Pertanto, è denunciabile in cassazione solo l’anomalia motivazionale che si tramuta in violazione di legge costituzionalmente rilevante, in quanto attinente all’esistenza della motivazione in sé, purché il vizio risulti dal testo della sentenza impugnata, a prescindere dal confronto con le risultanze processuali. Tale anomalia si esaurisce nella “mancanza assoluta di motivi sotto l’aspetto materiale e grafico”, nella “motivazione apparente”, nel “contrasto irriducibile tra affermazioni inconciliabili” e nella “motivazione perplessa ed obiettivamente incomprensibile”, esclusa qualunque rilevanza del semplice difetto di “sufficienza” della motivazione» (Sez. U, Sentenza n. 8053 del 07/04/2014, Rv. 629830).
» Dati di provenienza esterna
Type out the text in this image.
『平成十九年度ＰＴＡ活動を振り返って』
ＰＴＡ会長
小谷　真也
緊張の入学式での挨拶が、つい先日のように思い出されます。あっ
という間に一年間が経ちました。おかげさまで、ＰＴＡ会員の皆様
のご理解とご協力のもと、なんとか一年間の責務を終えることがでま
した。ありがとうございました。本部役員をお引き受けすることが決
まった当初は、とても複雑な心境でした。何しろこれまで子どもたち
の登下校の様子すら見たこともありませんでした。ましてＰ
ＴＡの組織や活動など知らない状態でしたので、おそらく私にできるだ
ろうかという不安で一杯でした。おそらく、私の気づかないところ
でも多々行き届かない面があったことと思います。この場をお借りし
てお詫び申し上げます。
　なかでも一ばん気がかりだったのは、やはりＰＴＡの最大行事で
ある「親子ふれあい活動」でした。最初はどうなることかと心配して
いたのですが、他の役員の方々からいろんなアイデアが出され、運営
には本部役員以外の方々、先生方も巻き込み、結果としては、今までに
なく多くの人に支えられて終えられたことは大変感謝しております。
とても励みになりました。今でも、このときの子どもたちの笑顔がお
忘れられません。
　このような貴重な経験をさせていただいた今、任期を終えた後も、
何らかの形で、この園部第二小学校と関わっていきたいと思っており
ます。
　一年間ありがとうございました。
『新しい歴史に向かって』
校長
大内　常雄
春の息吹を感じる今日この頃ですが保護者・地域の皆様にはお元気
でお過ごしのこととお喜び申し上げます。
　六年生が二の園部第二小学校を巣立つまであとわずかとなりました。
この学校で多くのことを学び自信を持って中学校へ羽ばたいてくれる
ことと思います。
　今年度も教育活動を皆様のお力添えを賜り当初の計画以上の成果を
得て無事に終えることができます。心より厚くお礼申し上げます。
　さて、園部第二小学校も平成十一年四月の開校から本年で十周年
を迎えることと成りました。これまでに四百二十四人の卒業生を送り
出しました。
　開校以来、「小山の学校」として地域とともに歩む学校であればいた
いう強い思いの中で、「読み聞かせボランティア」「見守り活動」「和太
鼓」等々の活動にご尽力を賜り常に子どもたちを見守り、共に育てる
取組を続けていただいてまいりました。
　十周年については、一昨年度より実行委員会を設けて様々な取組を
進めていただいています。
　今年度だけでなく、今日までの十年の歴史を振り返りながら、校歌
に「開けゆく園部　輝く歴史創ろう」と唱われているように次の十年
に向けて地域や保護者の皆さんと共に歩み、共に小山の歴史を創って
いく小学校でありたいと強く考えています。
La motivazione della sentenza impugnata rientra paradigmaticamente nelle gravi anomalie argomentative individuate in detti arresti giurisprudenziali e dunque, concretizzando un chiaro esempio di “motivazione apparente” ossia del tutto mancante, si pone sicuramente al di sotto del “minimo costituzionale”.
La CTR pugliese infatti ha così suffragato la decisione: «L’appello è parzialmente fondato. Invero il maggiore reddito risultante dalla fattura di euro 200.000 pari ad euro 166.667 in quanto l’ulteriore somma rappresenta l’IVA da dover versare all’erario. Tale somma va poi decurtata del 30% quale presunto costo per la produzione di maggiori ricavi di euro 166.667. Non può essere riconosciuto il presunto reddito di euro 21.501 in quanto tale reddito poteva ritenersi legittimo solo ove in danno del contribuente non fosse stato accertato alcun reddito, cosi da rappresentarsi come antieconomica l’attività del contribuente. Ma una volta accertato il maggiore reddito di cui alla fattura di euro 200.000 è evidente che l’attività del contribuente non è più antieconomica. In virtù di quanto innanzi esposto il maggiore reddito pertanto da accertare in capo all’appellato è di euro 116.670 sul quale deve essere quantificata l’IVA e le imposte dovute».
Tali considerazioni/affermazioni, a parte la tautologica scarsa comprensibilità, sono all’evidenza apodittiche, assertive, al più rappresentative del convincimento del giudice tributario di appello, ma non estrinsecano il percorso argomentafivo che lo induce a tale convincimento e pertanto nel loro —limitato- ordito realizzano un tipico esempio di “motivazione apparente”, così come denunciato nella censura de qua.
La sentenza impugnata va dunque cassata in relazione al primo motivo del ricorso principale, assorbiti il secondo motivo del ricorso principale ed il motivo di ricorso incidentale, con rinvio al giudice a quo per nuovo esame.
P.Q.M.
Accoglie il primo motivo di ricorso, assorbiti il secondo motivo ed il motivo unico del ricorso incidentale, cassa la sentenza impugnata e rinvia alla Commissione tributaria regionale della Puglia, in diversa composizione, anche per le spese del presente giudizio.